While there are numerous big-budget AAA gaming titles out there vying for the discerning gamer's time and money, there are also numerous classic games that can be played for free. Whether it's older titles that have been cut loose by their owners (or released as freeware for the promotion of newer games), landmark games that have been released to the wild by benevolent publishers, or video games transitioned to a new monetization model, these are the best classics that have gone free.
Id Software's Wolfenstein 3D is a PC classic and rightly regarded as the grandfather of the massively popular first person shooter genre. Players step into the shoes of Allied spy BJ Blazkowicz as you fight your way past your Nazi captors in order escape the prison of Castle Wolfenstein. While it doesn't have many of the refinements of modern shooters, Wolfenstein 3D run-and-gun gameplay holds up well. Bethesda, which now holds the rights to the Wolfenstein games, released a free, browser-based version of the game to celebrate the 20th anniversary of Wolfenstein 3D's release.
Originally released as part of the Orange Box compilation, Valve's Team Fortress 2 is a multiplayer classic, taking the cooperative class mechanics of previous Team Fortress titles and giving it a cartoony spin. The game has since gone free-to-play, with microtransactions for the purchase of items and customizations. While the Source engine might be showing its age, Team Fortress 2 still provides a ridiculously fun multiplayer experience with an emphasis on the absurd. And hats.

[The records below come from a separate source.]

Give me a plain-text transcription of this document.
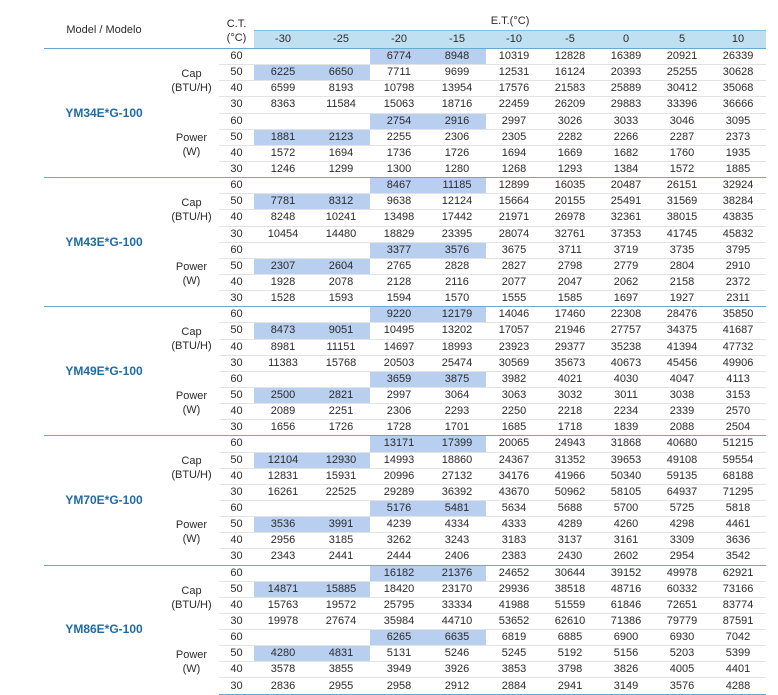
Model / Modelo		C.T.
(°C)	E.T.(°C)								
			-30	-25	-20	-15	-10	-5	0	5	10
YM34E*G-100	Cap
(BTU/H)	60			6774	8948	10319	12828	16389	20921	26339
		50	6225	6650	7711	9699	12531	16124	20393	25255	30628
		40	6599	8193	10798	13954	17576	21583	25889	30412	35068
		30	8363	11584	15063	18716	22459	26209	29883	33396	36666

	Power
(W)	60			2754	2916	2997	3026	3033	3046	3095
		50	1881	2123	2255	2306	2305	2282	2266	2287	2373
		40	1572	1694	1736	1726	1694	1669	1682	1760	1935
		30	1246	1299	1300	1280	1268	1293	1384	1572	1885
YM43E*G-100	Cap
(BTU/H)	60			8467	11185	12899	16035	20487	26151	32924
		50	7781	8312	9638	12124	15664	20155	25491	31569	38284
		40	8248	10241	13498	17442	21971	26978	32361	38015	43835
		30	10454	14480	18829	23395	28074	32761	37353	41745	45832

	Power
(W)	60			3377	3576	3675	3711	3719	3735	3795
		50	2307	2604	2765	2828	2827	2798	2779	2804	2910
		40	1928	2078	2128	2116	2077	2047	2062	2158	2372
		30	1528	1593	1594	1570	1555	1585	1697	1927	2311
YM49E*G-100	Cap
(BTU/H)	60			9220	12179	14046	17460	22308	28476	35850
		50	8473	9051	10495	13202	17057	21946	27757	34375	41687
		40	8981	11151	14697	18993	23923	29377	35238	41394	47732
		30	11383	15768	20503	25474	30569	35673	40673	45456	49906

	Power
(W)	60			3659	3875	3982	4021	4030	4047	4113
		50	2500	2821	2997	3064	3063	3032	3011	3038	3153
		40	2089	2251	2306	2293	2250	2218	2234	2339	2570
		30	1656	1726	1728	1701	1685	1718	1839	2088	2504
YM70E*G-100	Cap
(BTU/H)	60			13171	17399	20065	24943	31868	40680	51215
		50	12104	12930	14993	18860	24367	31352	39653	49108	59554
		40	12831	15931	20996	27132	34176	41966	50340	59135	68188
		30	16261	22525	29289	36392	43670	50962	58105	64937	71295

	Power
(W)	60			5176	5481	5634	5688	5700	5725	5818
		50	3536	3991	4239	4334	4333	4289	4260	4298	4461
		40	2956	3185	3262	3243	3183	3137	3161	3309	3636
		30	2343	2441	2444	2406	2383	2430	2602	2954	3542
YM86E*G-100	Cap
(BTU/H)	60			16182	21376	24652	30644	39152	49978	62921
		50	14871	15885	18420	23170	29936	38518	48716	60332	73166
		40	15763	19572	25795	33334	41988	51559	61846	72651	83774
		30	19978	27674	35984	44710	53652	62610	71386	79779	87591

	Power
(W)	60			6265	6635	6819	6885	6900	6930	7042
		50	4280	4831	5131	5246	5245	5192	5156	5203	5399
		40	3578	3855	3949	3926	3853	3798	3826	4005	4401
		30	2836	2955	2958	2912	2884	2941	3149	3576	4288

Along with the announcement of a remastered edition of StarCraft for Summer 2017, Blizzard has made un-remastered versions of StarCraft and its Brood War expansion free to play. You'll find links to the Mac and PC versions at Blizzard's website. Among the features added to this classic game are support for windowed mode, an Observer mode for multiplayer, better matchmaking for competitive players and stability improvements for Windows 7, 8.1 and 10. Compatibility with modern OSes mean old fans and new players can experience a groundbreaking RTS classic that helped cement the Blizzard gaming juggernaut.
As if the original Command & Conquer's over the top sci-fi action wasn't ridiculous enough, Westwood followed it up with a crazy reimagining of Soviet-American 'relations' as high-tech conflict rather than chilly espionage. Set in an alternate universe where the Cold War goes hot, Red Alert delivers classic RTS gameplay that sees users explore the map, exploit resources and exterminate the opposition.
Command & Conquer: Tiberian Sun is the direct sequel to the original C&C Tiberian Dawn, and brings expanded gameplay with land, sea, air and subterranean units, as well as urban environments and richer terrain. A follow-up to the first C&C game, Tiberian Sun advances to the future. The Global Defense Initiative keeps watch over an Earth ravaged by Tiberium while Kane and the Brotherhood of Nod scheme to conquer the shattered world.
Electronic Arts is an old hand in the computer gaming world, and its Origin On The House program draws on their long history of games by providing Origin users with a new free game every month from EA's stable of classics. Simply log in to your account in the Origin game launcher and download the client, and then go to Free Games > On The House, and you can add that month's free game to yourlibrary forever. Each month features a new free title, with previous games in the promotion including Dragon Age: Origins, Theme Hospital, and Wing Commander 3: Heart of the Tiger.
The second installment in the iconic Elder Scrolls series of sandbox RPGs, Daggerfall charges players with destroying an ancient golem and putting the spirit of an ancient ruler to rest. The game's real joy lies with its massive world. You can customize your character to an insane degree, craft your own spells and items, own property and interact with thousands of characters. This successful execution of a highly detailed open world set the template for later games such as Skyrim.